Be out tomorrow and Sunday either jigging or trolling! 5748063000 (myles)


----------



## wormwasher00 (Apr 25, 2013)

I'll be out of Fenwicks Sat-Mon. Please add me to the group text. Vern 937-419-9624


----------



## bigeyehunter (Apr 28, 2007)

Add me to the list. Be out of WW. Starting with the jigs then trolling
248-379-1539


----------



## CHOPIQ (Apr 6, 2004)

Please add me to the text group. We are headed out of wild wings and headed west Saturday morning in 16-20’ water.


----------



## WillyDub (Aug 26, 2009)

I'll be up! 330-858-5105 feel free to reach out!


----------



## CHOPIQ (Apr 6, 2004)

Fishing in 16’ in front of turtle. Got 8 nice ones all on purple with green streak tipped with minnow.


----------



## CHOPIQ (Apr 6, 2004)

Got our three man limits. Had to move around to get them. If we were fishing tomorrow I’d start in front if crane creek in about 13’ of water. Purple with a green streak caught all our fish but one. I’d start fishing around 6. Bite slowed down around 8. After the sun came up we had to move to 18-20’ of water.


----------



## bigwalleye (Jun 21, 2006)

We got 15 before the wind died. Best for us was purple or green no minnow and in the deeper water 19/20 feet away from the heavy traffic. Lotta short drifts and we’d get one as soon as we’d settle down for a new drift. We joked as soon as we netted it, time to move!
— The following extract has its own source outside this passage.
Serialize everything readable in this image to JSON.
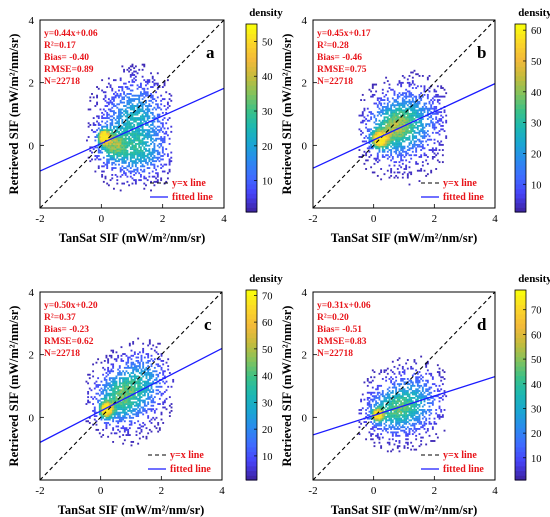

May try an evening CnR trip. And follow the advice to head west and try the skinny along that way.


----------



## Eye Tracker (May 15, 2008)

Please add me to the list 937-210-1392. I will heading out of Turtle Creek in the morning.


----------



## bigwalleye (Jun 21, 2006)

Fished this evening west of Turtle. Picked 1 eye in 12 fow but we found Lotsa sheep inside about 18fow. Dirtier and warmer water to the west out to about 18 feet. Picked about 8/9 eyes most 19-20 fow which was cleaner and maybe a degree cooler. Too many sheep to count! Good luck on Sunday. I’ll be out there somewhere on the deeper side to start. John Deere green was best color this evening with black working too.


----------



## bigwalleye (Jun 21, 2006)

Sunday Apr 18 wrap up for bigwalleye, mrs bw and bw crew.
Left 630am Sun and headed past the inside packs to cold, clear 18-20fow thinking we’d find fish where left em last night. Nada. Picked 1 here 1 there and went looking inside for that warmer water. Got sucked into the siren song of the throngs of boats up by the beach near Crane. First drift in 14fow produced 5/6 smaller eyes and about 50 sheeps and some choice words for a few boats blowing the drift. Finally decided to bust outta there and head back for deeper water and away from the pack. Picked 1 right away in 18’ and made one more move trying to evade the rain a little. Managed to land on some nicer fish and fewer sheeps. Pulled fish thru the rain shower on Venom bright green 5/8oz jigs and a generic 5/8oz black jig I used on/off all weekend. Steady pick of nice eyes thru rain then 3/4 casts in a row on the black jig when the sun came out. Made a timely first count of 18 fish for 3 of us and I shook off #21 a couple mins later. Headed for the dock at 1245 feeling good about busting outta that inshore pack when we did. I have a difficult time following the crowd. All in all - besides a few raindrops today - it was a great weekend meeting almost 60 eyes in person and more sheep than people. Also, Thanks for the text reports. See ya next weekend. -bw


----------



## Basser57 (Nov 23, 2017)

3 of us did well jigging 16 - 20 feet on crane today. It was better early and no pattern. some on blades and some on hair with a variety of colors


----------



## Basser57 (Nov 23, 2017)

The males are still on the reefs. Had to get them early today.


----------



## Basser57 (Nov 23, 2017)

Could not get the jig bite to go today. The trolling bite was quick at C can. 1 fish Ohio. Various colors and leads.


----------